Pour ma part, j’étais persuadé que la relève était assurée et je le criais à qui voulait l’entendre. Je le voyais dans les yeux de notre jeunesse frustrée, avide de liberté et d’idéaux.
Cette jeunesse qui continuait à fredonner les chants révolutionnaires (tunisiens ou autres) en chœur avec les ainés rescapés d’une autre jeunesse (post soixante-huitarde), celle-là même qui mena le combat des années soixante-dix et des décennies suivantes.
Les préjugés démentis
Cette jeunesse représentative de l’ensemble du pays du nord au sud, d’est en ouest, des villes et des zones rurales, des banlieues chics et des quartiers populaires, a démenti tous les préjugés et autres représentations ravageuses colportées à leur encontre.
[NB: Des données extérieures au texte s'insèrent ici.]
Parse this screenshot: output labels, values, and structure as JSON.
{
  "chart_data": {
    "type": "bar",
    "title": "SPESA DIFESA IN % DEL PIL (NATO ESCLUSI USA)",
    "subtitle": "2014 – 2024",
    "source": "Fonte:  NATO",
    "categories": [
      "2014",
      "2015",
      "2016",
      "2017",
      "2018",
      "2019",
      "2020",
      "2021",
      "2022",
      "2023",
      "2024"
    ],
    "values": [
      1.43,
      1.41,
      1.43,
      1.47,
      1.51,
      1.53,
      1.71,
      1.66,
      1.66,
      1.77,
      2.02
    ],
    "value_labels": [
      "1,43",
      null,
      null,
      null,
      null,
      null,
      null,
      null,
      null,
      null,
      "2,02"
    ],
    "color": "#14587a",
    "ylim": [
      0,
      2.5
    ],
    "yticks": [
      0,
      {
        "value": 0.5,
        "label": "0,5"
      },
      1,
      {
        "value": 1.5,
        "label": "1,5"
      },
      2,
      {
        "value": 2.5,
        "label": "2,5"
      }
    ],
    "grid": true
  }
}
Non, le football n’a pas gommé leur intelligence intuitive, le gel sur les cheveux n’a pas pollué leurs cerveaux, la musique tapageuse n’a pas assourdi leurs consciences et l’intégrisme ne les a pas tous bouffés !
Le jour du 14 janvier, aboutissement d’une insoupçonnable et merveilleuse révolution, allumée par l’inoubliable Mohamed Bouazizi, devenu figure emblématique d’une révolte née dans les fières contrées de nos campagnes oubliées, déshéritées et rejetées dans l’ombre par le règne d’une tyrannique dictature (merci Sidi Bouzid et Kasserine).
Cette révolte qui, très vite, a fait le tour du pays, jalonnant de martyrs (tombés pour la patrie) le chemin vers Tunis pour s’accomplir en apothéose sur l’avenue Bourguiba, en face même de la bâtisse du ministère de l’Intérieur (le comble pour le superflic Ben Ali !).
Ils étaient tous là…
Le peuple entier était là lorsque l’Histoire se déroula comme un parchemin, toutes époques confondues et l’on pouvait facilement reconnaître, dans cette fougueuse foule, les figures de Jugurtha, d’Elissa, d’Hannibal, d’El Kahéna, d’Al Jaziya, d’Ibn Khaldoun, d’Ibn Abi Dhiyaf, de Kheireddine, de Ben Ghdhahem, de Ben Achour, de Chebbi, de Haddad, de d’El Hammi, de Hached, bref, ils étaient tous présents à cet instant salutaire, dans l’inconscient de chaque tunisien.
Eh oui, ce n’est pas une bagatelle trois mille ans d’histoire! Quelle brassée ce breuvage venu des abysses du temps, qui a l’odeur du soufre, le goût de la lave et la force d’un volcan: tel est le peuple tunisien, tels sont mes compatriotes chaque fois qu’ils prennent rendez-vous avec l’Histoire.